Why not keep the big GTs in production for a while longer, especially given how undated their striking styling still is, despite the coupe having been around since 2007? “It’s the infotainment systems, mainly,” Denton declares. “The technology is out of date and can’t be easily changed. But in terms of how those cars look and sound, they are still every inch a Maserati”.

The opportunity

The tagline for the Levante is ‘The Maserati of SUVs’ which is a clever way of getting not just the model name noticed and talked about, but the brand too. I would expect to see a steady addition of dealers taking on the franchise in many countries throughout 2017. Certainly, the product is competitive against what are state of the art rivals even if the Cayenne in particular is now not so fresh. The Panamera’s interior has had the unfortunate result for Porsche of instantly dating that of its largest SUV. The BMW X5 and Range Rover Sport are also no longer young.

One fact which sums up Maserati’s first attempt at a production SUV is how much fun it is to drive. The steering is well weighted, if perhaps not as close to perfect as that of the Porsche, and you could possibly turn your nose up a bit and say you’ve seen that overloaded single column stalk in the Chrysler 300 and Jeep Grand Cherokee. The touchscreen is familiar too. 

What cannot be faulted is the build quality and availability of safety systems such as forward collision warning, ACC with stop and go, ;lane departure waning and so on. If you drive an XC90, Q7 or the other 5m long premium SUVs, pretty much everything you take for granted is there in the Levante. 

The fifty four thousand pound (plus option packs) question

Would I have a Levante over a Cayenne?

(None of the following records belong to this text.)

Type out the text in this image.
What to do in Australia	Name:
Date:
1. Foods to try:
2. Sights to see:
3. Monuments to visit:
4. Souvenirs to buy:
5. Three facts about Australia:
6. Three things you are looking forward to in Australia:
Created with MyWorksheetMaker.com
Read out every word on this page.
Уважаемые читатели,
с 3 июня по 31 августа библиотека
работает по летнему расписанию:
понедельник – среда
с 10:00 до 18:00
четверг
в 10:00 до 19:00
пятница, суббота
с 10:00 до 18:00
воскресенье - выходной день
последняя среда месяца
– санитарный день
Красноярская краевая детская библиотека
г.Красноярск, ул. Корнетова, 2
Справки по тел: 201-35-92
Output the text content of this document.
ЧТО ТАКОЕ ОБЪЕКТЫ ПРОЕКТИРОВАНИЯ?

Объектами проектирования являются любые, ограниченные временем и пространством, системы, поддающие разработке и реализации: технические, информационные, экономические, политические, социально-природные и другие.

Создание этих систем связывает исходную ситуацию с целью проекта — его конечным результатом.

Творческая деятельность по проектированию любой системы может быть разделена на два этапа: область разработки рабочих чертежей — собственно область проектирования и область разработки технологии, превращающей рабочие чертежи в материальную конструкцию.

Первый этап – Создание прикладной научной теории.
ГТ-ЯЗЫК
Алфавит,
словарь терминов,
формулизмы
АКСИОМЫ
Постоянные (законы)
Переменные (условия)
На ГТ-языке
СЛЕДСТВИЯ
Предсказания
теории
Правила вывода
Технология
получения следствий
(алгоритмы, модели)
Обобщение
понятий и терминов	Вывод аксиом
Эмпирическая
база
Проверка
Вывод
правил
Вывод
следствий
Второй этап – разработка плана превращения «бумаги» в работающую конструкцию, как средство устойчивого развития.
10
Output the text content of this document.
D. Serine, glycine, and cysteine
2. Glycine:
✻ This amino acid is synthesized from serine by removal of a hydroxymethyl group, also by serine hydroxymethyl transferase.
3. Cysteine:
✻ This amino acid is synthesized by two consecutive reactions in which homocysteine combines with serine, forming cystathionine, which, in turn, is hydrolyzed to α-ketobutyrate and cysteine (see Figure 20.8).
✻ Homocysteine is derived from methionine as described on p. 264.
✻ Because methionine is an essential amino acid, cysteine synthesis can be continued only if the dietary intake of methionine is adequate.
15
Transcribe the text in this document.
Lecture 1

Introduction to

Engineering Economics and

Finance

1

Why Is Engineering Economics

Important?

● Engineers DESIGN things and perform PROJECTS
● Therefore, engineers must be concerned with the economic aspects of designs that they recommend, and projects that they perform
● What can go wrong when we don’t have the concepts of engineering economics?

As my beloved V8 diesel is no more in the big Porsche, I could well be tempted. But on those rare occasions when a triple turbo BMW X5 M50d, Audi SQ7 RDI or RRS SDV8 burbled away beside me I might want to be unfaithful. How extraordinary that a Maserati is suddenly the sensible, most cost efficient choice in this class. With the torque on offer, it’s an 8.5 out of ten car, with perhaps another 100-200Nm and a bellowing exhaust like the Audi’s it would be a 9.5.